SHALLOW MARINE ORGANIC-RICH FACIES: RELATIONSHIPS TO PLATFORM ONLAP, TROPICAL CONTINENT DISTRIBUTIONS AND A NEED FOR QUANTITATIVE MODELING

Shallow marine deposition of organic-rich facies, including black mudstones, has long been known. However, their nearly paradigmatic interpretation even on interior platforms is as deep-water facies reflecting upwelling and/or increased productivity. With platform and back arc settings limited to ca. 80 m in modern settings, the inability of upwelling to extend far across a platform because of frictional constraints, and occurrence of organic-rich/black mudstones as transgressive facies on unconformities, alternative models are needed that include development as a preservational facies. Widespread black muds in the Late Cambrian–earliest Ordovician (Avalonia, Baltica) and Late Ordovician obviously preclude their interpretation, as in the later Devonian, as somehow reflecting the rise of terrestrial vegetation. Eustatic rise could bring marginal OMZ water onto the platform, but this seems an unlikely way to explain partial or widespread organic-rich facies that can cover wide areas of continental platforms (Baltica, Laurentia). Platform organic-rich intervals in the terminal Edicacaran–Mesozoic seem associated with onlap of low latitude paleocontinents. Thus, onlap of reflective continents by less reflective sea water led to global hyperwarming with intensified tropical temperatures, very warm epeiric seas with low oxygen solubility, and consequent organic preservation possibly enhanced during intervals (at least through the middle Paleozoic) of estimated lower oxygen levels.
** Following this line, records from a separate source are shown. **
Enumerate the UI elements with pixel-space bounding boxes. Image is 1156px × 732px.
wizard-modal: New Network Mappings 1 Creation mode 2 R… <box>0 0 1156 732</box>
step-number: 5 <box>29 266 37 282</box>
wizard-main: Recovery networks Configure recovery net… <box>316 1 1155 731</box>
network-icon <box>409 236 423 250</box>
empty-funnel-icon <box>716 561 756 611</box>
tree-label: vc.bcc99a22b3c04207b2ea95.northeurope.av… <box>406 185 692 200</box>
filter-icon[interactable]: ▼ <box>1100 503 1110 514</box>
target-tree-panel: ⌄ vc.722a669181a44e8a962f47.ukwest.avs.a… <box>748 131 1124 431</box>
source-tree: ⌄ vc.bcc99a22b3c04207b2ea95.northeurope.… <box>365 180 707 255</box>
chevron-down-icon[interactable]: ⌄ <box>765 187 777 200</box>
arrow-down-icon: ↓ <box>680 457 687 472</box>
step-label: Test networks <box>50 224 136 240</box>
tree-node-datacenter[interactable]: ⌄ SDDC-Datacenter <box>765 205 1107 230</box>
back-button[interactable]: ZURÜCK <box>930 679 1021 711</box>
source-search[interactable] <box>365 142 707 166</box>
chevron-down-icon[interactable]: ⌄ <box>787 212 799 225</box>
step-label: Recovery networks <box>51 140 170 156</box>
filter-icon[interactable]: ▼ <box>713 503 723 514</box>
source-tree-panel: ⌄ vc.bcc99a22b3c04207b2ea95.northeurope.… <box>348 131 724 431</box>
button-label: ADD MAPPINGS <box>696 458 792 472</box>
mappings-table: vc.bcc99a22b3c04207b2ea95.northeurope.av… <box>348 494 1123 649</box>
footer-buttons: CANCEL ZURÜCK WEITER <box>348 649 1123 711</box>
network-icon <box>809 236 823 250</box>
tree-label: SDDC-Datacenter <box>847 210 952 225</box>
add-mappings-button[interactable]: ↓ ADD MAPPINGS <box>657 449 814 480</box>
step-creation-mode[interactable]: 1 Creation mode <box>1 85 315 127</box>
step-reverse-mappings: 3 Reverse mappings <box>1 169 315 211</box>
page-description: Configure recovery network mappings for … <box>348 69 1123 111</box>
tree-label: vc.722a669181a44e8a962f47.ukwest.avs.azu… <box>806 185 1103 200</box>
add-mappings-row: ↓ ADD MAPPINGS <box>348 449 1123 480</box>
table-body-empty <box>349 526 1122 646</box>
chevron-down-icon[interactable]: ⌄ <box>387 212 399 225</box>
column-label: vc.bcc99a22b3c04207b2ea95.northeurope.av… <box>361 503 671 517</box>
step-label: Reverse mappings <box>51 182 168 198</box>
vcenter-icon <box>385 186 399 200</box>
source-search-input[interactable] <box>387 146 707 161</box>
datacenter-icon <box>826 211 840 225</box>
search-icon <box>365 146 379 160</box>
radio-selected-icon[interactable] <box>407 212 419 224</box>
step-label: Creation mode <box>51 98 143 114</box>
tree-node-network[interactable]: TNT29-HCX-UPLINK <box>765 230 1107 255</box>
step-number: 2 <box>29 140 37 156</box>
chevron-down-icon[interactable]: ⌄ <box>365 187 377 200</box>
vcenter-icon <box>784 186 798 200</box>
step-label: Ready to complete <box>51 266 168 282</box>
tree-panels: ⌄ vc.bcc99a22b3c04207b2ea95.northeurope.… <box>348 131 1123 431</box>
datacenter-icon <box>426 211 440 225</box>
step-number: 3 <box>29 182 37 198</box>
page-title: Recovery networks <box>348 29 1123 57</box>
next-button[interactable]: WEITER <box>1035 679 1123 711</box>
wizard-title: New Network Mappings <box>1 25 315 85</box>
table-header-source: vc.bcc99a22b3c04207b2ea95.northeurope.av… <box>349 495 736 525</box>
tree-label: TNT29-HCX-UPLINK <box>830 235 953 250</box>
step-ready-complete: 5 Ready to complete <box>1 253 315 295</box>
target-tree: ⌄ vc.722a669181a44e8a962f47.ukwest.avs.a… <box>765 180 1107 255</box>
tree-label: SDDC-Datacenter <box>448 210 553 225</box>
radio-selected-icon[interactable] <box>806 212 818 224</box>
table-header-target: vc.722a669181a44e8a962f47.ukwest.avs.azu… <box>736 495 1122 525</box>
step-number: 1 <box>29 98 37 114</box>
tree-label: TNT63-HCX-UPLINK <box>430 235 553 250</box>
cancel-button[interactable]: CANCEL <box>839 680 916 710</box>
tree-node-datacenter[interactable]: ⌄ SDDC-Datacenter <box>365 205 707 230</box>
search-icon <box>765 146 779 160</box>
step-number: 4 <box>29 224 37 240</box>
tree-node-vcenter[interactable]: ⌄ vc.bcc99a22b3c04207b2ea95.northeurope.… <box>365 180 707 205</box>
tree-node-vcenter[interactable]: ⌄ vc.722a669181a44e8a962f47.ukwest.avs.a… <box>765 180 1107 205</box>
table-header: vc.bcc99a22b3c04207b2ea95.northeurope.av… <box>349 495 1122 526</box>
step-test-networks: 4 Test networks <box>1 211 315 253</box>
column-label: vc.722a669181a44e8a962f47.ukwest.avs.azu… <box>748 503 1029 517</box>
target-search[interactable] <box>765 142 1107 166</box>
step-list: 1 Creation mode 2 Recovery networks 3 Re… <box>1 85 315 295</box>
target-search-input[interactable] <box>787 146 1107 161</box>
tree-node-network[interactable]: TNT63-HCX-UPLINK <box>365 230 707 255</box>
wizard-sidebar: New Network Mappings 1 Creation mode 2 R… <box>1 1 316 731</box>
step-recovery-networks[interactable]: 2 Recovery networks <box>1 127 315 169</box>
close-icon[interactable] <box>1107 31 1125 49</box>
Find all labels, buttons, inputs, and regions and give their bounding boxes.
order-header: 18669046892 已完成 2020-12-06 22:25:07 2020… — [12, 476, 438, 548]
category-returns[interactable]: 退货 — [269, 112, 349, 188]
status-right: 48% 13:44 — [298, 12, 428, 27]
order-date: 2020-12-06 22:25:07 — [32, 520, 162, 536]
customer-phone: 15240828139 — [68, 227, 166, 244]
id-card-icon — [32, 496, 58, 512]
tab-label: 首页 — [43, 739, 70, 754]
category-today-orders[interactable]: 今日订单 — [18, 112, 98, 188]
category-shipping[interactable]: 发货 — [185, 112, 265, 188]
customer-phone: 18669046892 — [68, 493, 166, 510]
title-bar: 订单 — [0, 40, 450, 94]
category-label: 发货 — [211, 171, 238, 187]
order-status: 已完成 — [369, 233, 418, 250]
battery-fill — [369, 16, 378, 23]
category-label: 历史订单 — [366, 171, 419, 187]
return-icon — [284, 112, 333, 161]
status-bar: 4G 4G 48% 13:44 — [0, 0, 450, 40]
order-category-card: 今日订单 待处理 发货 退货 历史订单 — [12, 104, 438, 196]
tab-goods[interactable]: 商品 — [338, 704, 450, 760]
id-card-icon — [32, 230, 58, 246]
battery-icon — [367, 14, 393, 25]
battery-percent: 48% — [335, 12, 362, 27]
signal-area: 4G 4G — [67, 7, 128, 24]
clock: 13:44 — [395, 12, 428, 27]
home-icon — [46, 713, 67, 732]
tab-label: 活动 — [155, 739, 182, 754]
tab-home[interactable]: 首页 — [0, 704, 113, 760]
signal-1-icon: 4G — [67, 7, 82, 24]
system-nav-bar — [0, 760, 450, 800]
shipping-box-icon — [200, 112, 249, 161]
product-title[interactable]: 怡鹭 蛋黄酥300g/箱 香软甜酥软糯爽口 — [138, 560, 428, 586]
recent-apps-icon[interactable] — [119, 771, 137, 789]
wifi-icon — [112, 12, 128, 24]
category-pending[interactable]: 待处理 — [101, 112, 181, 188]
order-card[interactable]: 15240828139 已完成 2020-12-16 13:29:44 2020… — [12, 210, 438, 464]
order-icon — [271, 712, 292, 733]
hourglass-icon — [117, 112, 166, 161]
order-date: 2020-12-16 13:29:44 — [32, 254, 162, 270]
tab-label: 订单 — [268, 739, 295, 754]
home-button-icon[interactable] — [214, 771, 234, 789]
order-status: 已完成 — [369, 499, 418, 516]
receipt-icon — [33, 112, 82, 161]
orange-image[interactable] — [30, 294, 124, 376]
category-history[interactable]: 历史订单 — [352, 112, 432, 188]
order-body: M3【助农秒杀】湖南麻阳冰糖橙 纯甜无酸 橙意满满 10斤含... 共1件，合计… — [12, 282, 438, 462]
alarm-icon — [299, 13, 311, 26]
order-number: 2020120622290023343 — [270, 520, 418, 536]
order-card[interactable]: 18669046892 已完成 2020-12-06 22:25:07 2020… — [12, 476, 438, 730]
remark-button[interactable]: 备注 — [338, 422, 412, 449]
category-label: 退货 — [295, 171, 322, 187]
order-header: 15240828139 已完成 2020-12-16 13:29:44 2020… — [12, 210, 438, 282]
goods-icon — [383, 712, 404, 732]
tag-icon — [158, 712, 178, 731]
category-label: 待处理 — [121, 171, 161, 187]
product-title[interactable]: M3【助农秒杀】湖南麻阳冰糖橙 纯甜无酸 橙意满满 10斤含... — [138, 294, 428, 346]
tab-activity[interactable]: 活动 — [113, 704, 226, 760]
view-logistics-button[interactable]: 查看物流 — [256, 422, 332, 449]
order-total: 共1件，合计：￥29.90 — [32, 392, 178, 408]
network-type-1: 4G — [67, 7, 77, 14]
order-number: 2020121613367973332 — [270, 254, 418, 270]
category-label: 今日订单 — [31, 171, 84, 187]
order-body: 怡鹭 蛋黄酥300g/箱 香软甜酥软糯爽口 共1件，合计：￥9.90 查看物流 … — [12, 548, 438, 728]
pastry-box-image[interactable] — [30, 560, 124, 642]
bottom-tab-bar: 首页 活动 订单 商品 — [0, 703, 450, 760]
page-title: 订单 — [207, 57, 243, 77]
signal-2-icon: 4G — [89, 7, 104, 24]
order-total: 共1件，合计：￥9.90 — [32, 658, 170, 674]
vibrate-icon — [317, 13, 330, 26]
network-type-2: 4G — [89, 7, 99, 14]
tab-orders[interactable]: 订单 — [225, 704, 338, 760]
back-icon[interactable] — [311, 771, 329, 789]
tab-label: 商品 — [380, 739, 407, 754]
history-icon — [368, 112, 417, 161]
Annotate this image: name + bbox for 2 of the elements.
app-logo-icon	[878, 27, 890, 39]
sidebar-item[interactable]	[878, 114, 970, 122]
Low bottom water oxygenation likely accompanied development of hypnoclines reflecting fresh-water run-off from subaerial regions, production of dense hypersaline water, and limited circulation by wave action with lower latitudinal temperature differences. Low bottom water oxygenation likely appeared de novo with onlap and did not require expansion of an anoxic “puddle” in deeper platform areas as suggested by Wignall in 1991. Recently determined, high Cambrian global temperatures may explain black mud deposition on high temperate paleocontinents (Avalonia, Baltica). Most of the terminal Ediacaran–Mesozoic lacked polar glaciation, but extensive Late Ordovician–Early Silurian black mudstones on low latitude paleocontinents seem to mark deglaciations and higher temperatures.